To what extent can this alternative narrative à la Bhagwati plausibly describe Italy’s fate? To date, this question has not really been addressed by researchers. Still, it is surprising that Bastasin and Toniolo do not discuss at all the crucial issue of the inherent vulnerability of the Italian economy’s specialization. To the contrary, they seem to believe that trade surpluses were the product of the Schumpeterian genius of individualistic Italian entrepreneurs, while, in fact, they were the outcome of a voluntary economic policy disproportionally aimed at helping middle- and small-sized exporters to cut costs (including taxes and social charges) instead of investing in innovation. It is a pity that, under this respect, the authors abide by the now-consensual narrative, which does not challenge the fundamental premises of Italy’s “mercantilist” economic policy nor questions the tacit political consensus that has been sustaining it for long.

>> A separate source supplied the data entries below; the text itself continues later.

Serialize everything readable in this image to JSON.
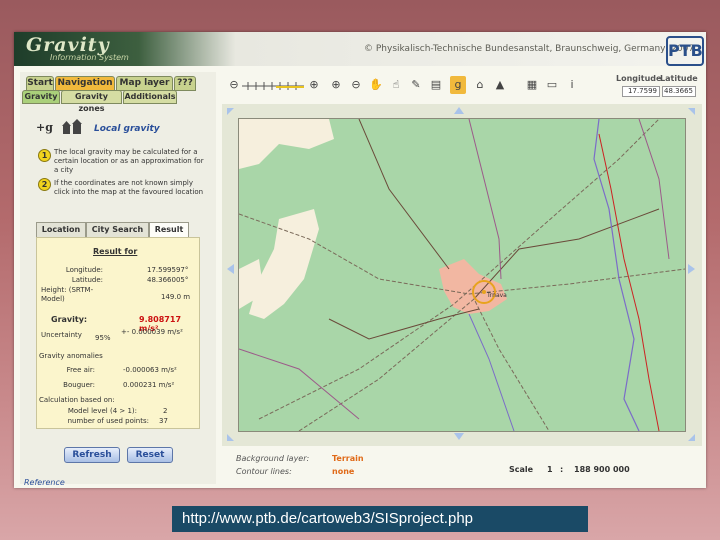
{
  "banner": {
    "logo": "Gravity",
    "logo_sub": "Information System",
    "copyright": "© Physikalisch-Technische Bundesanstalt, Braunschweig, Germany, 2007",
    "ptb_logo": "PTB"
  },
  "nav_tabs": [
    {
      "label": "Start"
    },
    {
      "label": "Navigation",
      "active": true
    },
    {
      "label": "Map layer"
    },
    {
      "label": "???"
    }
  ],
  "sub_tabs": [
    {
      "label": "Gravity",
      "active": true
    },
    {
      "label": "Gravity zones"
    },
    {
      "label": "Additionals"
    }
  ],
  "local_gravity": {
    "icon": "g-icon",
    "title": "Local gravity",
    "step1_num": "1",
    "step1": "The local gravity may be calculated for a certain location or as an approximation for a city",
    "step2_num": "2",
    "step2": "If the coordinates are not known simply click into the map at the favoured location"
  },
  "result_tabs": [
    {
      "label": "Location"
    },
    {
      "label": "City Search"
    },
    {
      "label": "Result",
      "active": true
    }
  ],
  "result": {
    "heading": "Result for",
    "longitude_label": "Longitude:",
    "longitude_value": "17.599597°",
    "latitude_label": "Latitude:",
    "latitude_value": "48.366005°",
    "height_label": "Height: (SRTM-Model)",
    "height_value": "149.0 m",
    "gravity_label": "Gravity:",
    "gravity_value": "9.808717 m/s²",
    "uncertainty_label": "Uncertainty",
    "uncertainty_pct": "95%",
    "uncertainty_value": "+- 0.000039 m/s²",
    "anomalies_heading": "Gravity anomalies",
    "freeair_label": "Free air:",
    "freeair_value": "-0.000063 m/s²",
    "bouguer_label": "Bouguer:",
    "bouguer_value": "0.000231 m/s²",
    "calc_heading": "Calculation based on:",
    "model_level_label": "Model level (4 > 1):",
    "model_level_value": "2",
    "points_label": "number of used points:",
    "points_value": "37"
  },
  "buttons": {
    "refresh": "Refresh",
    "reset": "Reset"
  },
  "reference": "Reference",
  "coords": {
    "longitude_label": "Longitude",
    "latitude_label": "Latitude",
    "longitude_value": "17.7599",
    "latitude_value": "48.3665"
  },
  "map": {
    "marker_label": "Trnava",
    "background_label": "Background layer:",
    "background_value": "Terrain",
    "contour_label": "Contour lines:",
    "contour_value": "none",
    "scale_label": "Scale",
    "scale_prefix": "1",
    "scale_sep": ":",
    "scale_value": "188 900 000"
  },
  "colors": {
    "map_green": "#a9d6a8",
    "map_urban": "#f2b7a2",
    "map_light": "#f6efdd",
    "highlight": "#e8a31e",
    "gravity_red": "#cc1111",
    "legend_orange": "#e06a18"
  },
  "footer_url": "http://www.ptb.de/cartoweb3/SISproject.php"
}
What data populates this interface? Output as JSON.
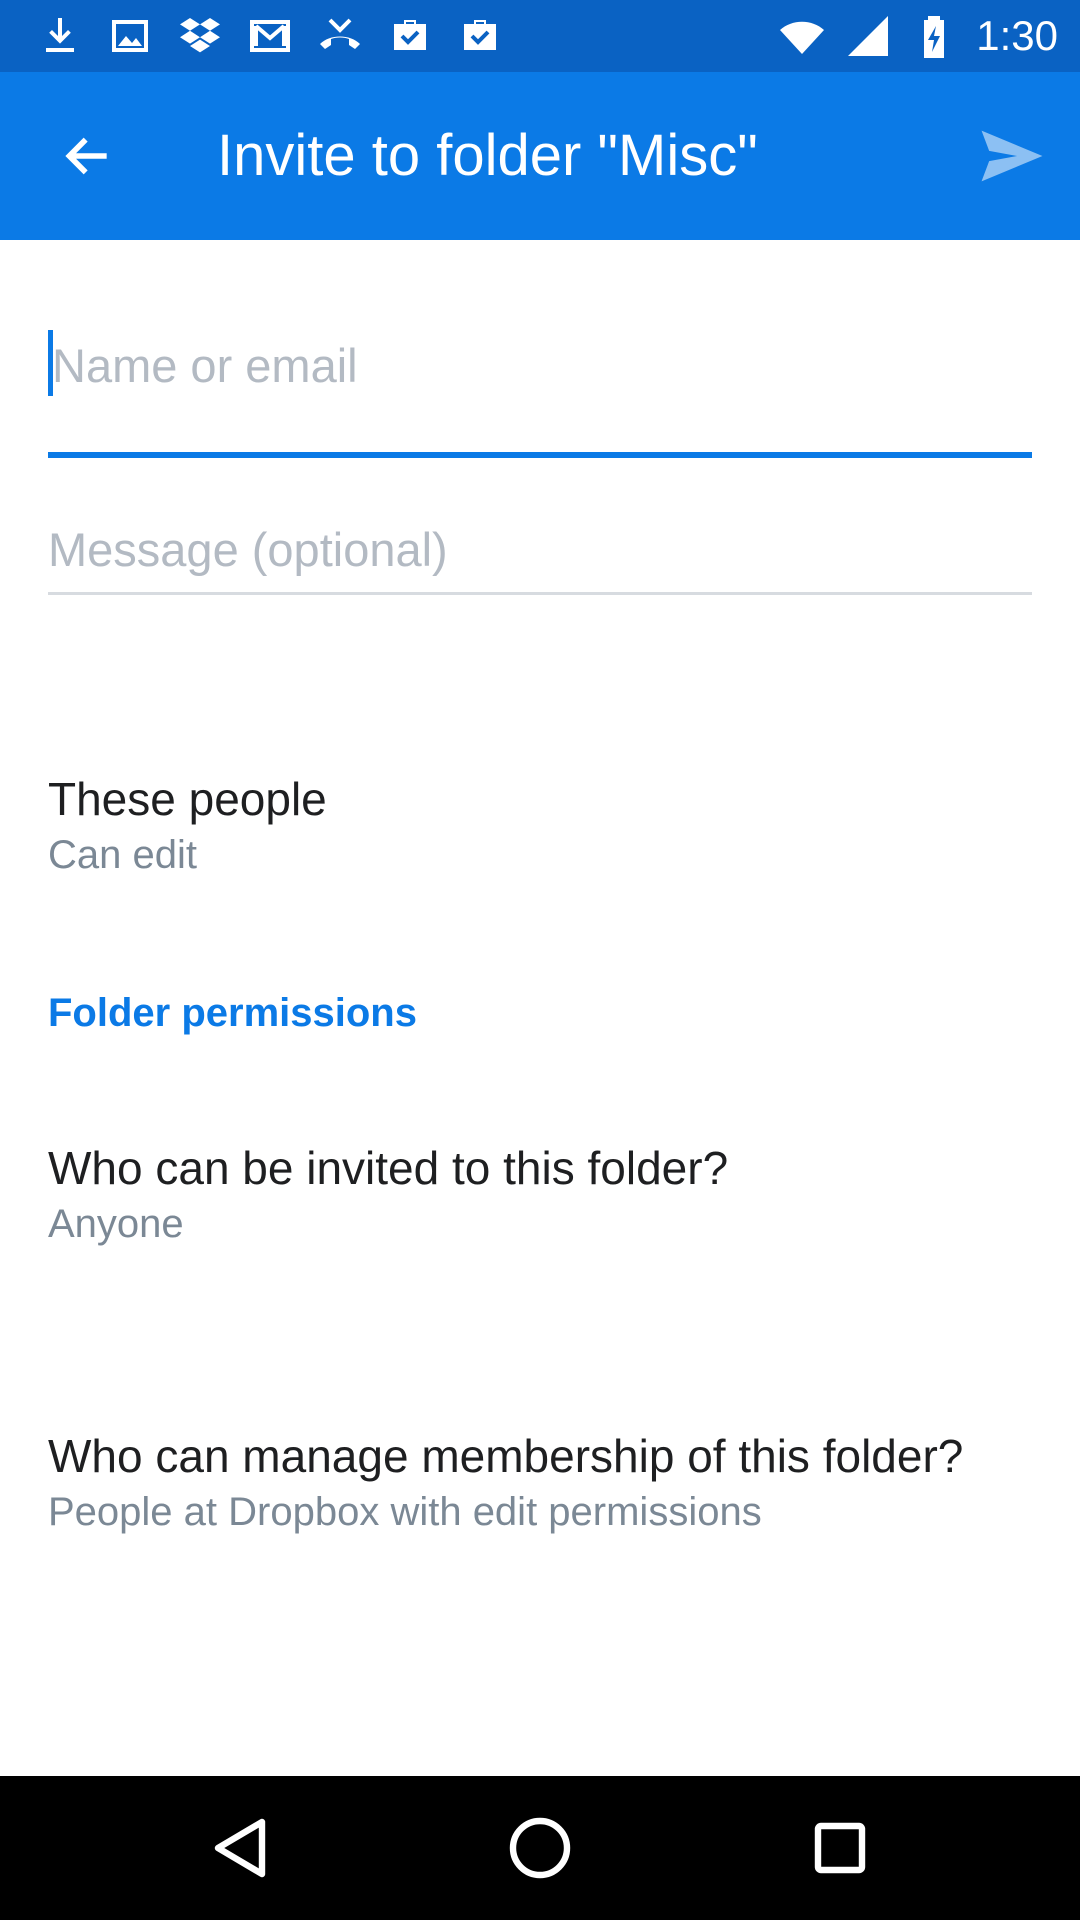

Despite these limitations, The Rise and Fall of the Italian Economy is a required reading for all those wishing to know more about the paradigmatic history of Italian growth, which should actually speak to many other countries (think of Japan or Germany). Across its millennial history, the Italian economy has been among the most advanced in the world at least three times (during the high times of Roman expansion; in late medieval and Renaissance times; and the second half of the twentieth century), only to decay shortly afterward. Bastasin’s and Toniolo’s book provides many precious elements that allow putting these very-long-term trends in perspective and identifying continuities across episodes—above all, the role of political and social factors in bringing economic progress to a halt.